Limitations & Future Work

  • Dependency on Base Model: The entire framework relies on Hunyuan3D 2.1, leaving its geometric performance ceiling and generalization capacity heavily dictated by the base.
  • Limited Scale of Training Data: With only 13k Objaverse 4D objects, coverage of complex topological changes and strong non-rigid motions outside the training distribution remains questionable (despite qualitative generalization on DAVIS, quantitative metrics are missing).
  • Small Evaluation Set: The main results are calculated on a holdout set of only 50 models, and the lack of open-source code for ShapeGen4D prevents direct quantitative comparison, necessitating cautious interpretation of comparative findings.
  • Texture Pipe is Post-processed, Not End-to-End: Texturing relies on external ARAP registration + first-frame propagation instead of joint geometry-texture optimization.
  • Future Directions: Making the sparse schedule \(S\) learnable/adaptive (instead of manually predefined) and coupling the temporal stride dynamically with the magnitude of motion (denser steps for rapid motion).
  • vs. ShapeGen4D (Concurrent Work): Both methods take the route of embedding spatio-temporal attention into a 3D DiT for end-to-end 4D generation. The primary difference is that ShapeGen4D employs full spatio-temporal attention, hitting the \(O((T\times P)^2)\) computational bottleneck, whereas Sculpt4D employs Block Sparse Attention to compress density to \(1/s\), improving efficiency within the same conceptual framework.
  • vs. V2M4: V2M4 treats the 3D model as a frame-by-frame generator and enforces smoothness through complex non-end-to-end post-processing. This work models temporal relationships natively end-to-end, yielding superior CD (0.1052 vs. 0.1268) and temporal consistency.
  • vs. GVFD: GVFD generates a canonical shape and predicts a deformation field, looking only at a reference frame and failing to capture subsequent geometric evolutions (yielding a high CD of 0.4235). This work directly models frame-by-frame geometric evolution in the latent space.
  • vs. L4GM: L4GM is feedforward and fast but is bound to image representations, which limits geometric fidelity (F-Score 0.2033).
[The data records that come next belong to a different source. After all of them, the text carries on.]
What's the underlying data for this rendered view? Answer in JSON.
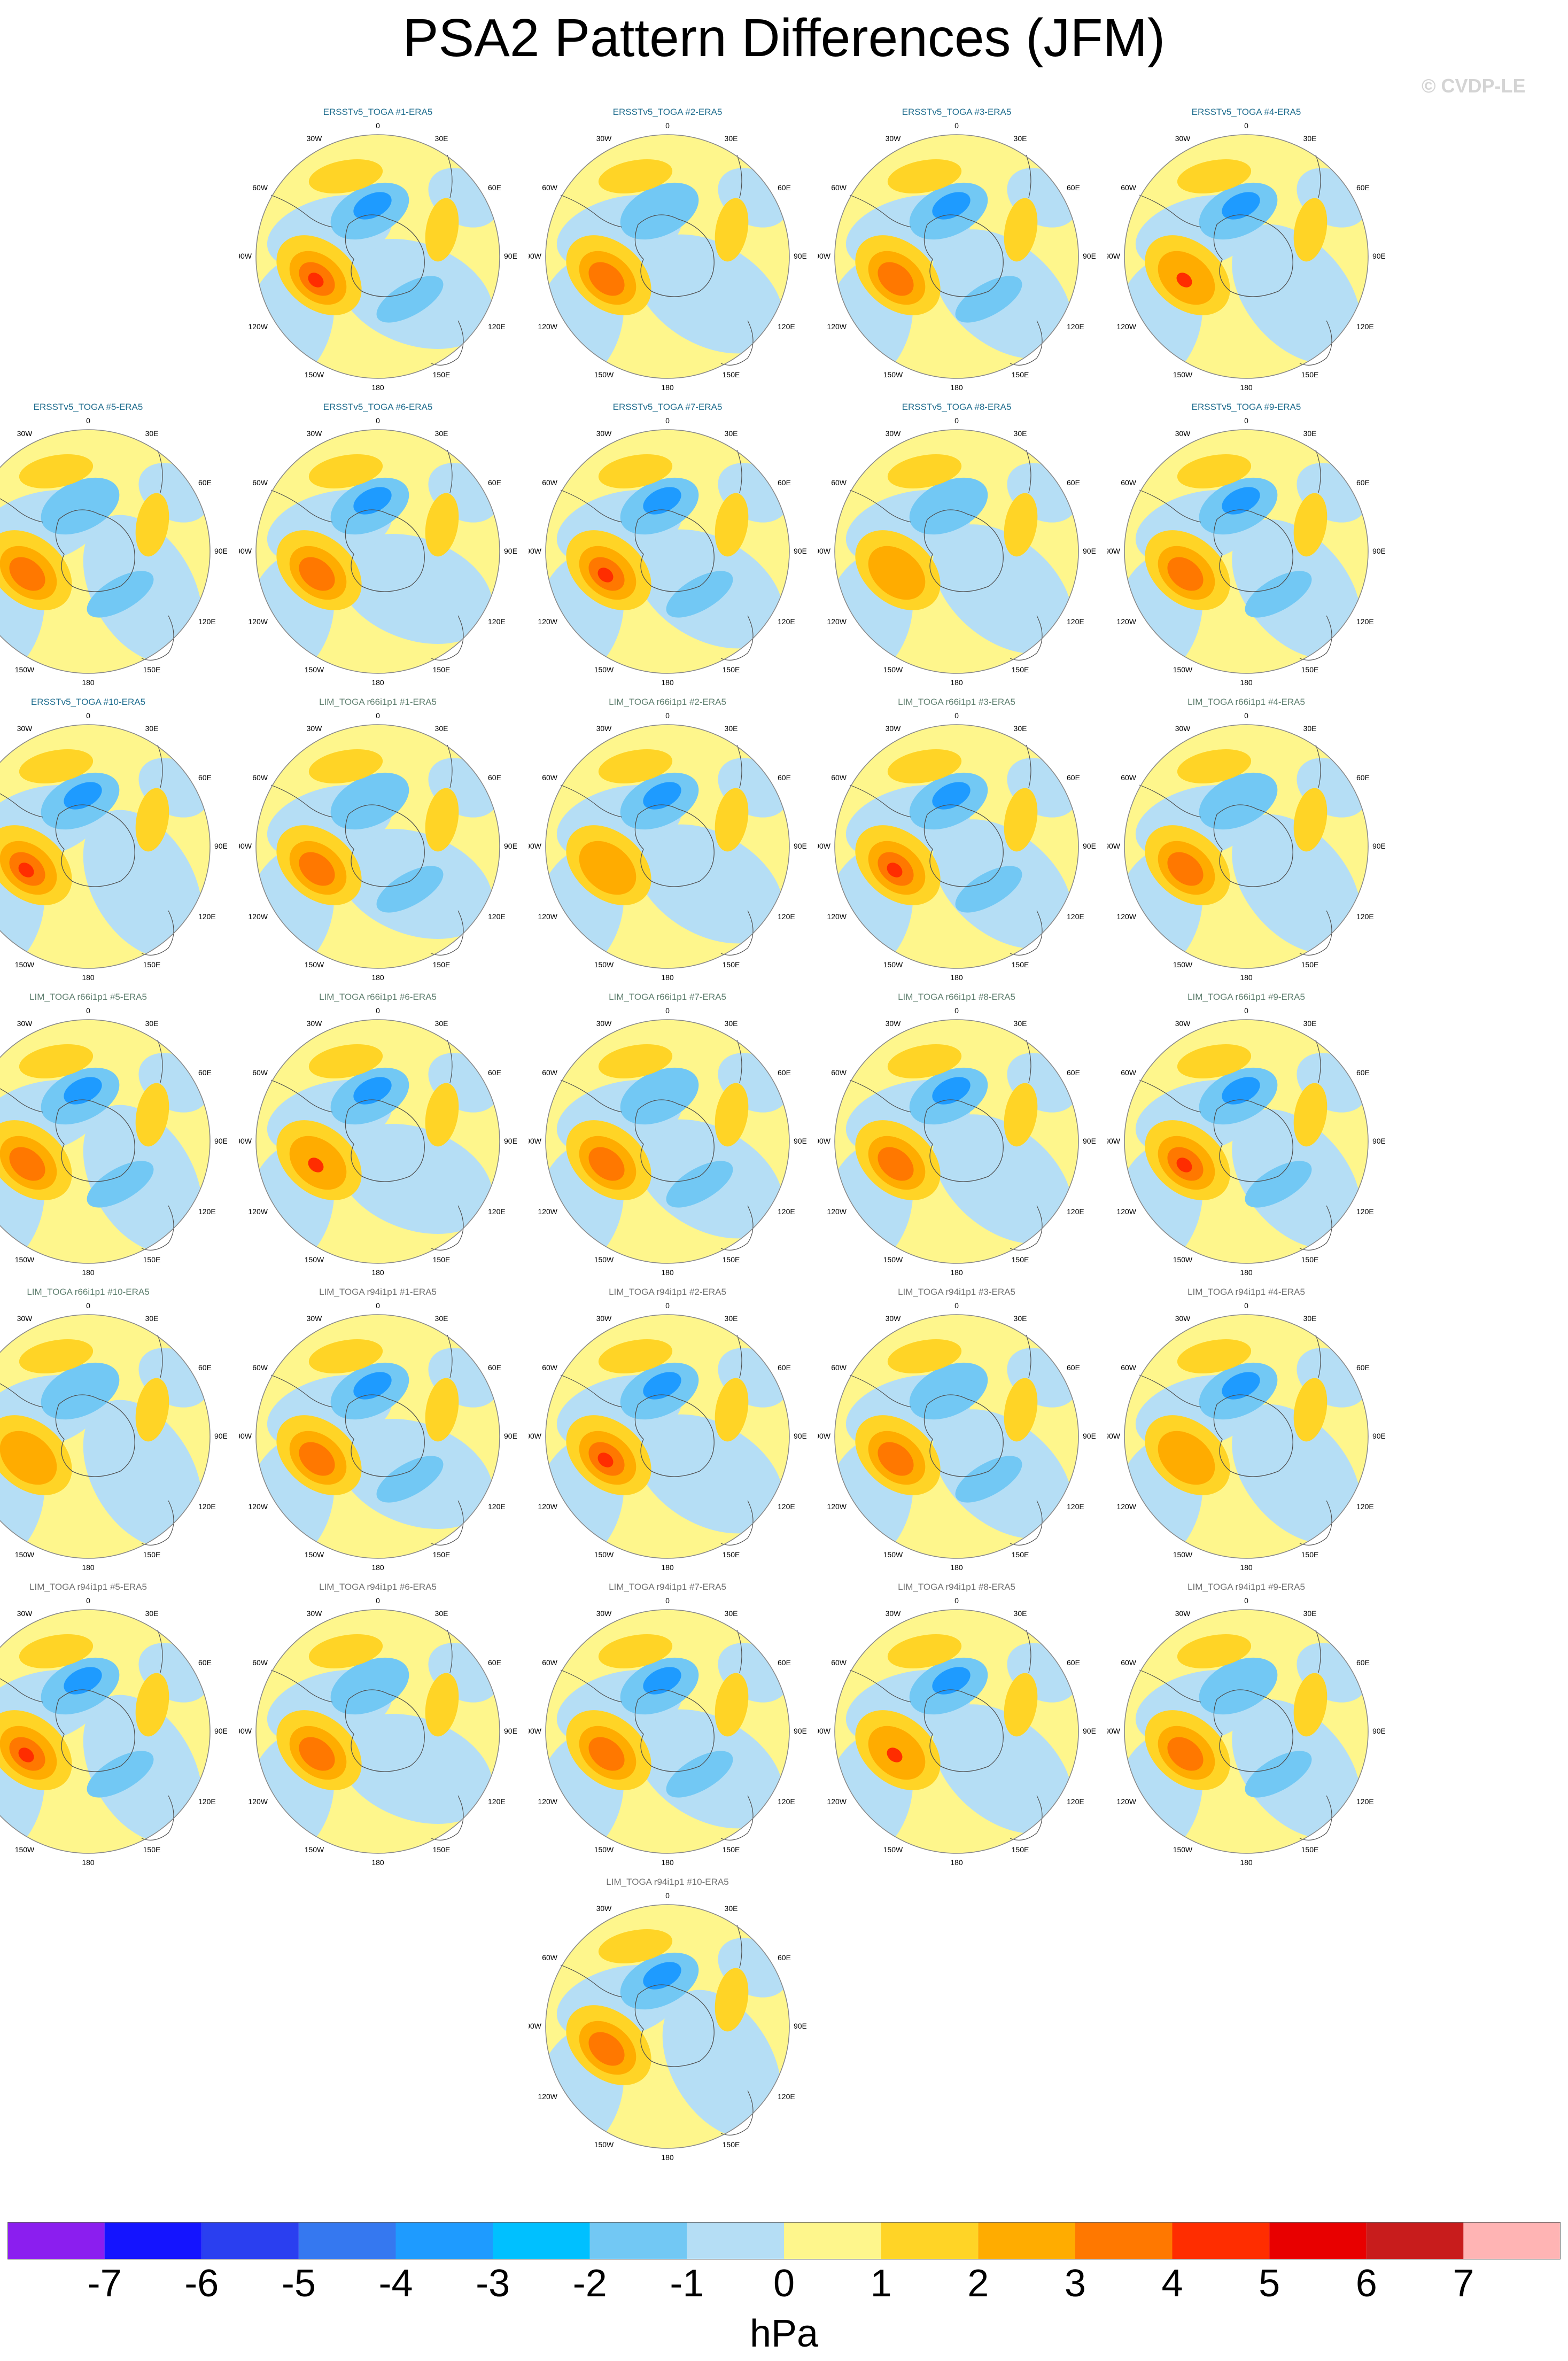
{
  "title": "PSA2 Pattern Differences (JFM)",
  "watermark": "© CVDP-LE",
  "map_labels": {
    "top": "0",
    "ne": "30E",
    "e60": "60E",
    "e90": "90E",
    "e120": "120E",
    "e150": "150E",
    "bottom": "180",
    "w150": "150W",
    "w120": "120W",
    "w90": "90W",
    "w60": "60W",
    "nw": "30W"
  },
  "panels": [
    {
      "label": "ERSSTv5_TOGA #1-ERA5",
      "group": "ersst",
      "col": 1,
      "row": 0
    },
    {
      "label": "ERSSTv5_TOGA #2-ERA5",
      "group": "ersst",
      "col": 2,
      "row": 0
    },
    {
      "label": "ERSSTv5_TOGA #3-ERA5",
      "group": "ersst",
      "col": 3,
      "row": 0
    },
    {
      "label": "ERSSTv5_TOGA #4-ERA5",
      "group": "ersst",
      "col": 4,
      "row": 0
    },
    {
      "label": "ERSSTv5_TOGA #5-ERA5",
      "group": "ersst",
      "col": 0,
      "row": 1
    },
    {
      "label": "ERSSTv5_TOGA #6-ERA5",
      "group": "ersst",
      "col": 1,
      "row": 1
    },
    {
      "label": "ERSSTv5_TOGA #7-ERA5",
      "group": "ersst",
      "col": 2,
      "row": 1
    },
    {
      "label": "ERSSTv5_TOGA #8-ERA5",
      "group": "ersst",
      "col": 3,
      "row": 1
    },
    {
      "label": "ERSSTv5_TOGA #9-ERA5",
      "group": "ersst",
      "col": 4,
      "row": 1
    },
    {
      "label": "ERSSTv5_TOGA #10-ERA5",
      "group": "ersst",
      "col": 0,
      "row": 2
    },
    {
      "label": "LIM_TOGA r66i1p1 #1-ERA5",
      "group": "lim66",
      "col": 1,
      "row": 2
    },
    {
      "label": "LIM_TOGA r66i1p1 #2-ERA5",
      "group": "lim66",
      "col": 2,
      "row": 2
    },
    {
      "label": "LIM_TOGA r66i1p1 #3-ERA5",
      "group": "lim66",
      "col": 3,
      "row": 2
    },
    {
      "label": "LIM_TOGA r66i1p1 #4-ERA5",
      "group": "lim66",
      "col": 4,
      "row": 2
    },
    {
      "label": "LIM_TOGA r66i1p1 #5-ERA5",
      "group": "lim66",
      "col": 0,
      "row": 3
    },
    {
      "label": "LIM_TOGA r66i1p1 #6-ERA5",
      "group": "lim66",
      "col": 1,
      "row": 3
    },
    {
      "label": "LIM_TOGA r66i1p1 #7-ERA5",
      "group": "lim66",
      "col": 2,
      "row": 3
    },
    {
      "label": "LIM_TOGA r66i1p1 #8-ERA5",
      "group": "lim66",
      "col": 3,
      "row": 3
    },
    {
      "label": "LIM_TOGA r66i1p1 #9-ERA5",
      "group": "lim66",
      "col": 4,
      "row": 3
    },
    {
      "label": "LIM_TOGA r66i1p1 #10-ERA5",
      "group": "lim66",
      "col": 0,
      "row": 4
    },
    {
      "label": "LIM_TOGA r94i1p1 #1-ERA5",
      "group": "lim94",
      "col": 1,
      "row": 4
    },
    {
      "label": "LIM_TOGA r94i1p1 #2-ERA5",
      "group": "lim94",
      "col": 2,
      "row": 4
    },
    {
      "label": "LIM_TOGA r94i1p1 #3-ERA5",
      "group": "lim94",
      "col": 3,
      "row": 4
    },
    {
      "label": "LIM_TOGA r94i1p1 #4-ERA5",
      "group": "lim94",
      "col": 4,
      "row": 4
    },
    {
      "label": "LIM_TOGA r94i1p1 #5-ERA5",
      "group": "lim94",
      "col": 0,
      "row": 5
    },
    {
      "label": "LIM_TOGA r94i1p1 #6-ERA5",
      "group": "lim94",
      "col": 1,
      "row": 5
    },
    {
      "label": "LIM_TOGA r94i1p1 #7-ERA5",
      "group": "lim94",
      "col": 2,
      "row": 5
    },
    {
      "label": "LIM_TOGA r94i1p1 #8-ERA5",
      "group": "lim94",
      "col": 3,
      "row": 5
    },
    {
      "label": "LIM_TOGA r94i1p1 #9-ERA5",
      "group": "lim94",
      "col": 4,
      "row": 5
    },
    {
      "label": "LIM_TOGA r94i1p1 #10-ERA5",
      "group": "lim94",
      "col": 2,
      "row": 6
    }
  ],
  "colorbar": {
    "colors": [
      "#8b1eef",
      "#1414ff",
      "#2a3ff0",
      "#3578f0",
      "#1e9bff",
      "#00c0ff",
      "#72c8f4",
      "#b5def5",
      "#fef68c",
      "#ffd426",
      "#ffac00",
      "#ff7800",
      "#ff2d00",
      "#e80000",
      "#c81c1c",
      "#ffb4b4"
    ],
    "ticks": [
      "-7",
      "-6",
      "-5",
      "-4",
      "-3",
      "-2",
      "-1",
      "0",
      "1",
      "2",
      "3",
      "4",
      "5",
      "6",
      "7"
    ],
    "units": "hPa"
  }
}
The SDF representation of Sculpt4D achieves noticeably higher geometric quality.
  • vs. SDS Approaches: SDS-based approaches require no 4D data but run per-instance optimization, which is slow and prone to Janus artifacts. This work utilizes pre-trained 3D priors + 13k 4D data to perform feedforward generation, achieving both speed and stability.

Rating

  • Novelty: ⭐⭐⭐⭐ Translating sparse attention principles from LLMs/video into a relative diagonal mask for 4D is a solid transfer-based innovation rather than an entirely new paradigm.
  • Experimental Thoroughness: ⭐⭐⭐⭐ Highly comprehensive with main results, seven ablation studies, and real-video generalization, but the test set is small and direct quantitative comparison with the concurrent ShapeGen4D is missing.
  • Writing Quality: ⭐⭐⭐⭐ Clearly explains "why sparse, how sparse, and to what degree," with well-articulated formulations and intuitive explanations.
  • Value: ⭐⭐⭐⭐ Provides a scalable and practical path for efficient, native 4D generation under data scarcity; the 56% reduction in computation has substantial practical value.